While the state retained its four congressional districts, the muted population trend could mean the loss of one of those U.S. House seats in the future. Iowa’s percentage growth was significantly less than the national increase of 7.4%.
Between 2000 and 2010, Iowa’s population grew 4.1%.
Iowa was among 38 states that didn’t gain or lose U.S. House representation.
Six states gained seats with Colorado, Florida, Montana, North Carolina and Oregon gaining one while Texas gained two. California, Illinois, Michigan, New York, Ohio, Pennsylvania, West Virginia each lost a seat.
Iowa also has an additional 2,037 residents living overseas, and they are counted when considering congressional seats.
The Census data enables states to determine the number of congressional seats they’ll have for the next decade but officials will need to wait for more detailed data in the late summer or fall to redraw congressional and legislative boundaries.
The latest figures in Iowa reflect a century of typically slow growth, and later data likely will show a shift from rural areas to the state’s largest cities has continued, said Iowa State University sociology professor David J. Peters, who studies the census and its impact on Iowa.
Peters said the data shows that Iowa is becoming more centralized in urban and suburban areas.
“If you think of where the expansion of population has been, it’s really that we’re a rapidly suburbanizing population,” he said.
Related to that trend is the fact that many counties are losing their rural designation as they’re pulled into the orbit of and becoming a suburban part a larger sprawling city, including Des Moines, Iowa City and Omaha, Nebraska, he said.
The west-central portion of Iowa has been losing the most population due to people moving toward cities. As a result, a future reduction in the number of congressional seats could result in a very large western Iowa district, Peters said.
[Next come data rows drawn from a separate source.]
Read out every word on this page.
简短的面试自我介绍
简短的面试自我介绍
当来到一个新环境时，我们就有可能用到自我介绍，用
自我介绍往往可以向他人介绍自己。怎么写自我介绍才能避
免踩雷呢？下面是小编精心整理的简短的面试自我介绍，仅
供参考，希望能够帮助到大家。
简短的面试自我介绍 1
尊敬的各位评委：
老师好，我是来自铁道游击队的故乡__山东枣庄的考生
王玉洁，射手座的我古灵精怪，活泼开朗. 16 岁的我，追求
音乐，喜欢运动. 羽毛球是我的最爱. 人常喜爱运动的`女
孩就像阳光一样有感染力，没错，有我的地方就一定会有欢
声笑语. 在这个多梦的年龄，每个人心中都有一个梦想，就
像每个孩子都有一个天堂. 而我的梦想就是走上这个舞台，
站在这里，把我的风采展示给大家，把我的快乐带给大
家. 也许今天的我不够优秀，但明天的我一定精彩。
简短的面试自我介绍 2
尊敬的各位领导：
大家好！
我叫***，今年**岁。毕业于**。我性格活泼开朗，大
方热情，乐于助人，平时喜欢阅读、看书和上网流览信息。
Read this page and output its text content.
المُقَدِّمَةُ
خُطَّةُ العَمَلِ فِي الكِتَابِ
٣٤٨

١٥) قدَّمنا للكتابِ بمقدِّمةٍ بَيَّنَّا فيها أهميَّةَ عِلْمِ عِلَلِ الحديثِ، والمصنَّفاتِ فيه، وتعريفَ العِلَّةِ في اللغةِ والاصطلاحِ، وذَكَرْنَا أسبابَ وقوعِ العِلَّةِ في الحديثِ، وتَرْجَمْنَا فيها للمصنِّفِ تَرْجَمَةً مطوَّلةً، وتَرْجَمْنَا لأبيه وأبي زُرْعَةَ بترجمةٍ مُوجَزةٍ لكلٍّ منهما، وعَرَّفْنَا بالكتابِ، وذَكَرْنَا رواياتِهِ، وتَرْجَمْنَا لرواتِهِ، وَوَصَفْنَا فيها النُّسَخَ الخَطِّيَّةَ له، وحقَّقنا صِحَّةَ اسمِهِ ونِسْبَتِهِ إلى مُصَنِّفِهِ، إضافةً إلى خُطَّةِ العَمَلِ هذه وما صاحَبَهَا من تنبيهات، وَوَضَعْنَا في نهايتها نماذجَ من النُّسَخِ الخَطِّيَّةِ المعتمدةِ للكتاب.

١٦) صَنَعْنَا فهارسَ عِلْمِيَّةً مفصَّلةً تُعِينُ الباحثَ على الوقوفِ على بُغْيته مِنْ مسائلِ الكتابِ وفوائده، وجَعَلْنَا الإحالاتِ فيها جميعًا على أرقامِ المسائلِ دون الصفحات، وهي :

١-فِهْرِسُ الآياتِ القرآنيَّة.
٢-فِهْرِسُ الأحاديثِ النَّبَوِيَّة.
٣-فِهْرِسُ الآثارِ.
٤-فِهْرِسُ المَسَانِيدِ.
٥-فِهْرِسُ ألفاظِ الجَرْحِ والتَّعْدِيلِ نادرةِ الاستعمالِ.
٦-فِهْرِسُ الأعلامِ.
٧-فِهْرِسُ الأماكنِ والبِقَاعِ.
“We may be getting to the point where you can think of the entire western half of the state - maybe not this census but probably the next census - we’ll have one representative representing half the state just because that’s where the population loss is occurring,” he said.
In 1910 Iowa had a population of 2.2 million people and 11 U.S. House representatives, each of whom represented about 202,000 citizens. Population has grown every year except 1910 and 1990 but slowly. Representation gradually declined with two seats lost in the 1930 census and one seat lost in each of the census years 1940, 1960, 1970, 1990 and 2010, leaving the state with four House seats but a population of just over 3 million people.
As of 2020 each member of the U.S. House from Iowa represents about 798,000 people.